Montagnes Reportages : Comment est née cette idée de faire un tour de la France par ses frontières, c'est peu courant pour un alpiniste professionnel ?
Lionel Daudet : Il y a d’abord eu l’idée de faire le tour des Hautes Alpes. Inspiré par l’arête valaisanne puisqu’il y avait deux jeunes qui avaient fait le tour du canton du Valais, on s’est dit que ce serait vraiment bien de le faire chez nous parce que ça a du sens, tu traverses quatre massifs montagneux ; les Cerces, le Queyras, le Dévoluy et les Ecrins. A l’issue du tour des Hautes Alpes, il y avait une amie qui m’avait dit en rigolant : « Et pourquoi pas le tour de France ? » Donc l’idée est venue un peu d’une plaisanterie.
Après sur un plan plus général, c’est l’histoire d’une constatation que pour moi, même si encore on voit dans la presse spécialisée que les alpinistes ouvrent toujours des voies dans des parois très difficiles, c’est quand même un terrain de jeu qui s’est extrêmement rétréci et on arrive à la fin de cette histoire-là.
On constate depuis les années 2000 qu’on fait face à une nouvelle forme d’alpinisme, d’aventure où les lignes et les parois peuvent être complètement virtuelles à la base.
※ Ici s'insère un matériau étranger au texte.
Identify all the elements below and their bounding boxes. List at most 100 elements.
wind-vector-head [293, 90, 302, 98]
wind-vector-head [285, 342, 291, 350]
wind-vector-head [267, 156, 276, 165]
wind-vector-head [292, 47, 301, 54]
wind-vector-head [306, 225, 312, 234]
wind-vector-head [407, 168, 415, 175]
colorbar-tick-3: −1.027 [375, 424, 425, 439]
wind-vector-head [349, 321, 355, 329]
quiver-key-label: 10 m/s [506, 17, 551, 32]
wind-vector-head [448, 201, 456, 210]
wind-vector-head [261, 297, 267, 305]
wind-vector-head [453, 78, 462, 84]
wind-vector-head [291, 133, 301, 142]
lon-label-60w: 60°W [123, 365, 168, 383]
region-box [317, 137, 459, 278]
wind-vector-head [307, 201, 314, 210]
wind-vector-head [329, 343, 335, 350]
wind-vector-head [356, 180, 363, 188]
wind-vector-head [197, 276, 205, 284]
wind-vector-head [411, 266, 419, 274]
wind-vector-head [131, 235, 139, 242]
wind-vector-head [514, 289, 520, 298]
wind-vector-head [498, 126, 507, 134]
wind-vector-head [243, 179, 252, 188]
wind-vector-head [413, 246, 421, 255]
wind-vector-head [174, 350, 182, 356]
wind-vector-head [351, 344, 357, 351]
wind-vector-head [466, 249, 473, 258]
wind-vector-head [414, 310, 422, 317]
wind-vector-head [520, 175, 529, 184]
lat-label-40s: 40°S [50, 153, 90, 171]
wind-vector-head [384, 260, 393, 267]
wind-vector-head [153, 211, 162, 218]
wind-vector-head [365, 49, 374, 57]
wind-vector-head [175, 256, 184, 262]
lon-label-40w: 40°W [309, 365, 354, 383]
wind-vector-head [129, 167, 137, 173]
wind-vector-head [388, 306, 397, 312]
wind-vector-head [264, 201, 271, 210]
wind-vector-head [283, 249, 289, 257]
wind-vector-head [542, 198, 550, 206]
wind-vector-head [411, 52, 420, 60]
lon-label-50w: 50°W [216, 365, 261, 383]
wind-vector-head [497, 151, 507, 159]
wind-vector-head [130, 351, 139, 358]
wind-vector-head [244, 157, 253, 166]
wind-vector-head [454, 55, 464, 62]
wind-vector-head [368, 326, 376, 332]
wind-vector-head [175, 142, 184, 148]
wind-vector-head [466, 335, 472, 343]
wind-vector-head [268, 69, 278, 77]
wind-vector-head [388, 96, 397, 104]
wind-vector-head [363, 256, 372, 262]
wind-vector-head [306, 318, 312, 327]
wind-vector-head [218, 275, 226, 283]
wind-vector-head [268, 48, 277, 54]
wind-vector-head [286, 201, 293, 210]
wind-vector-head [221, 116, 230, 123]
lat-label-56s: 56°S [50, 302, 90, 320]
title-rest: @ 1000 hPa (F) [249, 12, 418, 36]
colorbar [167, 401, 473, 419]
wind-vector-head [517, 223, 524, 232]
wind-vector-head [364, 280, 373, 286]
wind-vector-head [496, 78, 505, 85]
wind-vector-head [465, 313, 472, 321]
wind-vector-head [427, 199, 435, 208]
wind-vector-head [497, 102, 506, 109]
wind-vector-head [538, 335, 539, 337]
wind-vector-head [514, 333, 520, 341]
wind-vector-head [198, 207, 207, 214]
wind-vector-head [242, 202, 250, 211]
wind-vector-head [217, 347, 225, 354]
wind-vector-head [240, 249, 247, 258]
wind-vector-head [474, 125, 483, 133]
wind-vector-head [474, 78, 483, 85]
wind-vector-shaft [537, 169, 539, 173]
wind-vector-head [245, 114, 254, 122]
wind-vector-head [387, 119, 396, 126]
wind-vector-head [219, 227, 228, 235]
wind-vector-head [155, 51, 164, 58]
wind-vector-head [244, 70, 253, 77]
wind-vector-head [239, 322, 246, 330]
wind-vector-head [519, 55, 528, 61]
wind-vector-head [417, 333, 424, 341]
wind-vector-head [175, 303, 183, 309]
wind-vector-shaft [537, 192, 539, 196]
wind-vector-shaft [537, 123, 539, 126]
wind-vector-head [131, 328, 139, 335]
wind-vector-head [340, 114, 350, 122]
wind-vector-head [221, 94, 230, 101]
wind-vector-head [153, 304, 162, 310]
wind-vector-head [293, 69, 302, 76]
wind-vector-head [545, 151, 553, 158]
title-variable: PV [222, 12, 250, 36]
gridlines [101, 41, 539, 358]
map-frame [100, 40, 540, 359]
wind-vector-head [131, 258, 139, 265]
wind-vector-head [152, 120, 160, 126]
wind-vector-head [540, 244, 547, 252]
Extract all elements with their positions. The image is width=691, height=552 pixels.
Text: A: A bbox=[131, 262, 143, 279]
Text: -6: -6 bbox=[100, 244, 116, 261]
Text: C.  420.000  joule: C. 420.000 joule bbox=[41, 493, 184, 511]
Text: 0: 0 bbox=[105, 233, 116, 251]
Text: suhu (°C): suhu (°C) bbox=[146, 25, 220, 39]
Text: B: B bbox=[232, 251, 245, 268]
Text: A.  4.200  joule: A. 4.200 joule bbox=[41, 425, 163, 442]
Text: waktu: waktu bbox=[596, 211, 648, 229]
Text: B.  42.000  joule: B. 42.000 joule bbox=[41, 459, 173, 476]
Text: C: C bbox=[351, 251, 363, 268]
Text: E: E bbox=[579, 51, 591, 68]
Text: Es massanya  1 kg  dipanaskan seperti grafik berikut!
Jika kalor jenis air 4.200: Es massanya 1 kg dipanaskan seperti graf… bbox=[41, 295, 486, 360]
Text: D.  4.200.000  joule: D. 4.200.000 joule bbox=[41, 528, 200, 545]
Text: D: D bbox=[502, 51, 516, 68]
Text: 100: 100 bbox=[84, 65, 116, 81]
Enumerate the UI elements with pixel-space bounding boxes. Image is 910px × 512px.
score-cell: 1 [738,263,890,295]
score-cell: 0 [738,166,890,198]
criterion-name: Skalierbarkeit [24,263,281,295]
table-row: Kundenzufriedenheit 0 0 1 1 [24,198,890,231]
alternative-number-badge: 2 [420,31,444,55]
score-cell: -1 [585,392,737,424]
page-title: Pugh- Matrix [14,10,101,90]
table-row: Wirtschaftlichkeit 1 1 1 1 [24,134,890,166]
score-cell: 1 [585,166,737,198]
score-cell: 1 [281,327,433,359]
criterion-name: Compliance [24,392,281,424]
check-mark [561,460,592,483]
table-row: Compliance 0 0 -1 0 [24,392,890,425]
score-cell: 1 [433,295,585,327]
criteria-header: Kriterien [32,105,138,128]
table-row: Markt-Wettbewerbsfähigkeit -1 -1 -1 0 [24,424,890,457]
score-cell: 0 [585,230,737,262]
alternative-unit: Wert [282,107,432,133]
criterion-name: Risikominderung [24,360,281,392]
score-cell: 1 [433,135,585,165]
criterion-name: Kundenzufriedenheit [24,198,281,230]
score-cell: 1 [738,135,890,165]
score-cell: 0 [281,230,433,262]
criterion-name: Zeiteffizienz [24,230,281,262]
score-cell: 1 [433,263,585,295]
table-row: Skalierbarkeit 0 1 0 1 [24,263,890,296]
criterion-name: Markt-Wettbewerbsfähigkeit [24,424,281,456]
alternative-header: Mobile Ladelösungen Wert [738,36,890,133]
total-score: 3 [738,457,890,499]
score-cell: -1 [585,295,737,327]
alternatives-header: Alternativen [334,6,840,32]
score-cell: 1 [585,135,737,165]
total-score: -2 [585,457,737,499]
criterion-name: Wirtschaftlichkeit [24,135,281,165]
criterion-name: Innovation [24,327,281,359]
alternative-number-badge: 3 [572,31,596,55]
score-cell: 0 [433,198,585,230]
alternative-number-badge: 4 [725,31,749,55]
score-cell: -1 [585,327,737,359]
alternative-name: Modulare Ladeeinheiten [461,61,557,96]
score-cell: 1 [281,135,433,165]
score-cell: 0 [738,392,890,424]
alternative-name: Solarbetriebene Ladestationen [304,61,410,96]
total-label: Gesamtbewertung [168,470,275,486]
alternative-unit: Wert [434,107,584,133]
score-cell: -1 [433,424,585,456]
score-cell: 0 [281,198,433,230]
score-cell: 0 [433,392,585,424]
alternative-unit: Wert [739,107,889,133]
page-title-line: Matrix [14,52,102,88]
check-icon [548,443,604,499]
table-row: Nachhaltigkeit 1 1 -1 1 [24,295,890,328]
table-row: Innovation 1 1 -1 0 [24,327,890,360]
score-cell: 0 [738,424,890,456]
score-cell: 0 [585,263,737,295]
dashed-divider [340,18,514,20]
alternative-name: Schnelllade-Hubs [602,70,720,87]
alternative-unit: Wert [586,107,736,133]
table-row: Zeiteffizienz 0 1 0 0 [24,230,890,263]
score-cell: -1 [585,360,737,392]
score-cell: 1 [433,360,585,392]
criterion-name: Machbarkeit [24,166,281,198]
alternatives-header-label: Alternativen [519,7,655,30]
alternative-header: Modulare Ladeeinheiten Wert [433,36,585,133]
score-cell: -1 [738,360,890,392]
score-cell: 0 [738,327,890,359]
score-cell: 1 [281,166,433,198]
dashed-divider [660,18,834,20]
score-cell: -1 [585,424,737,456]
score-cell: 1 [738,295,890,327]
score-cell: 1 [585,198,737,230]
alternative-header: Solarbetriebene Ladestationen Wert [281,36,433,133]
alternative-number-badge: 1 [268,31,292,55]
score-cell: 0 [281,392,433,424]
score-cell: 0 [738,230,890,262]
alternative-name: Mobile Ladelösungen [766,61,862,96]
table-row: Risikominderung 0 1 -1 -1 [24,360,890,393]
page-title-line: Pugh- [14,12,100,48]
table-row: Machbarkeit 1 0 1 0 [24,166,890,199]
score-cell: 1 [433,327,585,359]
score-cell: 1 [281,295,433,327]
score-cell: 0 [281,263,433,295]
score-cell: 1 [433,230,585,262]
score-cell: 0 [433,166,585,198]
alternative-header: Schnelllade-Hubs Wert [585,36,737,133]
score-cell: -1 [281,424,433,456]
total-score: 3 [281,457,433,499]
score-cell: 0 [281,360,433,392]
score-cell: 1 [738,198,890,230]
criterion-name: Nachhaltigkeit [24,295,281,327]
Ça peut être par exemple ce qu’a fait Berhault dans sa traversée des Alpes, sans moyen motorisé enchainant des ascensions de voies historiques difficiles. Ça peut être la Skyline, une ligne de crête, une limite d’un département, une frontière, donc c’est pour cela finalement qu’il y a ce côté intéressant où la paroi était quelque chose de virtuel, les contours de la France.
Ce qui était très étonnant est que cette ligne était déjà toute tracée d’avance contrairement à une ligne d’ascension classique. On était un peu dans le jeu inverse que d’ouvrir une voie en cheminant un peu à l’instinct alors que là au contraire on cheminait dans quelque chose qui était préexistant mais qui en même temps était visible de tous et qui n’avait jamais été parcouru.
Elle ressemble à quoi cette frontière ? On y rentre quoi et qui ?
Il faut bien se dire qu’on a une représentation complètement idéale de la frontière où on imagine un peu un no man's land, quelque chose qui est un peu à l’écart des lois humaines, de la géographie physique alors qu’en fait la frontière, c’est tout ce qu’on peut imaginer qu’on pourrait rencontrer sur un territoire. Ça peut être une ligne de partage des eaux, une frontière naturelle, une rivière, un champ à traverser bien délimité avec une espèce de bande au milieu, et à l’inverse ça peut être un champ complètement labouré sans aucune indication de frontière. Ça peut être énormément de choses, un vignoble, une propriété privée, une maison, une route, un golf...
Après, dans les zones de plaines, cette frontière est matérialisée par des bornages qui indiquent l’endroit précis de la frontière mais il faut bien imaginer qu’autant il y a des bornes qui sont en bon état et bien visibles, autant il y en qui à mon avis n’ont pas été vues depuis des années car elles se trouvent au milieu de fourrés inextricables. Dernière chose sur la frontière, il y a des endroits où si l’on n’a pas le GPS, c’est quasiment impossible de savoir si on est en France, ou dans le pays voisin.
La matérialisation de la frontière est devenue très poreuse, du coup on peut avoir quelques indices comme par exemple, un alignement de buissons qui font comme une ligne droite dans un champ, un petit talus dans une forêt, mais bien souvent on a vraiment beaucoup de mal à identifier précisément cette frontière sans outils extérieurs.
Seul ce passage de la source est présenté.